Bestattung Neue Wege und bald auch Rasengräber?

Seit Mittwoch weiß der Böhmenkircher Gemeinderat: Die Wege auf dem Friedhof müssen saniert werden.
Seit Mittwoch weiß der Böhmenkircher Gemeinderat: Die Wege auf dem Friedhof müssen saniert werden. © Foto: Thomas Hehn
Böhmenkirch / Thomas Hehn 28.04.2017

Alles ist vergänglich. Auf dem Friedhof in Böhmenkirch muss man da nicht auf die Gräber schauen, wie der Gemeinderat am Mittwoch vor Ort erfuhr. „Die Wege sind inzwischen so weit abgesackt, dass wir vor allem im Winter allmählich Probleme mit der Verkehrssicherheit bekommen“, warnte Ortsbaumeister Christoph Müller. Im Sommer seien die vielen Pfützen vielleicht nur lästig, bei Frost im Winter drohe dagegen akute Glatteisgefahr.

„Wir sollten da langsam was machen“, schlug Bürgermeister Matthias Nägele vor und erntete keinen Widerspruch. Nach kurzer Aussprache bekam die Verwaltung den Auftrag, vorerst den Hauptweg richten zu lassen. Bei der Gelegenheit soll der Bitumenbelag durch ansehnlicheres Pflaster ersetzt werden. Das würde nur rund zehn bis 15 Prozent mehr kosten, zumal man die Randeinfassungen aus Granit wiederverwenden wolle, versicherte der Ortsbaumeister. 26.000 Euro sind im Etat bereits eingestellt. Müller ist zuversichtlich, dass diese Summe auch reicht.

„Gibt es für den Friedhof eigentlich ein Gesamtkonzept?“, wollte Alexander Aubele wissen. Schließlich seien die Nebenwege ebenfalls marode und die Friedhofsmauer komme auch irgendwann. „Auf dem Friedhof ist man nie fertig“, räumte der Bürgermeister darauf ein.
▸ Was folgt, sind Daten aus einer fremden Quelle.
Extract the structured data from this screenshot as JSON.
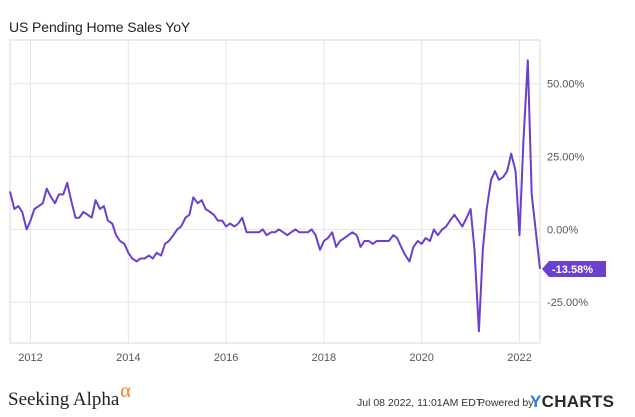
{
  "chart_data": {
    "type": "line",
    "title": "US Pending Home Sales YoY",
    "xlabel": "",
    "ylabel": "",
    "x_ticks": [
      "2012",
      "2014",
      "2016",
      "2018",
      "2020",
      "2022"
    ],
    "y_ticks": [
      "50.00%",
      "25.00%",
      "0.00%",
      "-25.00%"
    ],
    "xlim": [
      2011.58,
      2022.42
    ],
    "ylim": [
      -39,
      65
    ],
    "grid": true,
    "line_color": "#6b3fcf",
    "last_value_label": "-13.58%",
    "series": [
      {
        "name": "",
        "points": [
          [
            2011.58,
            13
          ],
          [
            2011.67,
            7
          ],
          [
            2011.75,
            8
          ],
          [
            2011.83,
            6
          ],
          [
            2011.92,
            0
          ],
          [
            2012.0,
            3
          ],
          [
            2012.08,
            7
          ],
          [
            2012.17,
            8
          ],
          [
            2012.25,
            9
          ],
          [
            2012.33,
            14
          ],
          [
            2012.42,
            11
          ],
          [
            2012.5,
            9
          ],
          [
            2012.58,
            12
          ],
          [
            2012.67,
            12
          ],
          [
            2012.75,
            16
          ],
          [
            2012.83,
            10
          ],
          [
            2012.92,
            4
          ],
          [
            2013.0,
            4
          ],
          [
            2013.08,
            6
          ],
          [
            2013.17,
            5
          ],
          [
            2013.25,
            4
          ],
          [
            2013.33,
            10
          ],
          [
            2013.42,
            7
          ],
          [
            2013.5,
            8
          ],
          [
            2013.58,
            3
          ],
          [
            2013.67,
            2
          ],
          [
            2013.75,
            -2
          ],
          [
            2013.83,
            -4
          ],
          [
            2013.92,
            -5
          ],
          [
            2014.0,
            -8
          ],
          [
            2014.08,
            -10
          ],
          [
            2014.17,
            -11
          ],
          [
            2014.25,
            -10
          ],
          [
            2014.33,
            -10
          ],
          [
            2014.42,
            -9
          ],
          [
            2014.5,
            -10
          ],
          [
            2014.58,
            -8
          ],
          [
            2014.67,
            -9
          ],
          [
            2014.75,
            -5
          ],
          [
            2014.83,
            -4
          ],
          [
            2014.92,
            -2
          ],
          [
            2015.0,
            0
          ],
          [
            2015.08,
            1
          ],
          [
            2015.17,
            4
          ],
          [
            2015.25,
            5
          ],
          [
            2015.33,
            11
          ],
          [
            2015.42,
            9
          ],
          [
            2015.5,
            10
          ],
          [
            2015.58,
            7
          ],
          [
            2015.67,
            6
          ],
          [
            2015.75,
            5
          ],
          [
            2015.83,
            3
          ],
          [
            2015.92,
            3
          ],
          [
            2016.0,
            1
          ],
          [
            2016.08,
            2
          ],
          [
            2016.17,
            1
          ],
          [
            2016.25,
            2
          ],
          [
            2016.33,
            4
          ],
          [
            2016.42,
            -1
          ],
          [
            2016.5,
            -1
          ],
          [
            2016.58,
            -1
          ],
          [
            2016.67,
            -1
          ],
          [
            2016.75,
            0
          ],
          [
            2016.83,
            -2
          ],
          [
            2016.92,
            -1
          ],
          [
            2017.0,
            -1
          ],
          [
            2017.08,
            0
          ],
          [
            2017.17,
            -1
          ],
          [
            2017.25,
            -2
          ],
          [
            2017.33,
            -1
          ],
          [
            2017.42,
            0
          ],
          [
            2017.5,
            -1
          ],
          [
            2017.58,
            -1
          ],
          [
            2017.67,
            -1
          ],
          [
            2017.75,
            0
          ],
          [
            2017.83,
            -2
          ],
          [
            2017.92,
            -7
          ],
          [
            2018.0,
            -4
          ],
          [
            2018.08,
            -3
          ],
          [
            2018.17,
            -1
          ],
          [
            2018.25,
            -6
          ],
          [
            2018.33,
            -4
          ],
          [
            2018.42,
            -3
          ],
          [
            2018.5,
            -2
          ],
          [
            2018.58,
            -1
          ],
          [
            2018.67,
            -2
          ],
          [
            2018.75,
            -6
          ],
          [
            2018.83,
            -4
          ],
          [
            2018.92,
            -4
          ],
          [
            2019.0,
            -5
          ],
          [
            2019.08,
            -4
          ],
          [
            2019.17,
            -4
          ],
          [
            2019.25,
            -4
          ],
          [
            2019.33,
            -4
          ],
          [
            2019.42,
            -2
          ],
          [
            2019.5,
            -3
          ],
          [
            2019.58,
            -6
          ],
          [
            2019.67,
            -9
          ],
          [
            2019.75,
            -11
          ],
          [
            2019.83,
            -6
          ],
          [
            2019.92,
            -4
          ],
          [
            2020.0,
            -5
          ],
          [
            2020.08,
            -3
          ],
          [
            2020.17,
            -4
          ],
          [
            2020.25,
            0
          ],
          [
            2020.33,
            -2
          ],
          [
            2020.42,
            0
          ],
          [
            2020.5,
            1
          ],
          [
            2020.58,
            3
          ],
          [
            2020.67,
            5
          ],
          [
            2020.75,
            3
          ],
          [
            2020.83,
            1
          ],
          [
            2020.92,
            4
          ],
          [
            2021.0,
            7
          ],
          [
            2021.08,
            -7
          ],
          [
            2021.17,
            -35
          ],
          [
            2021.25,
            -7
          ],
          [
            2021.33,
            7
          ],
          [
            2021.42,
            17
          ],
          [
            2021.5,
            20
          ],
          [
            2021.58,
            17
          ],
          [
            2021.67,
            18
          ],
          [
            2021.75,
            20
          ],
          [
            2021.83,
            26
          ],
          [
            2021.92,
            20
          ],
          [
            2022.0,
            -2
          ],
          [
            2022.08,
            30
          ],
          [
            2022.17,
            58
          ],
          [
            2022.25,
            12
          ],
          [
            2022.42,
            -13.58
          ]
        ]
      }
    ]
  },
  "footer": {
    "timestamp": "Jul 08 2022, 11:01AM EDT.",
    "powered_by": "Powered by",
    "brand_y": "Y",
    "brand_rest": "CHARTS"
  },
  "watermark": {
    "text": "Seeking Alpha",
    "symbol": "α"
  }
}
Und das betrifft offenbar nicht nur Sanierungen. So gibt es im Rathaus auch schon Überlegungen, ob auf dem Böhmenkircher Friedhof bald auch Urnengräber auf Rasen oder unter Bäumen möglich sind. „Wir sind schon mit einem Experten in Kontakt“, versicherte der Bürgermeister auf eine entsprechende Frage von Gemeinderat Florian Bulling.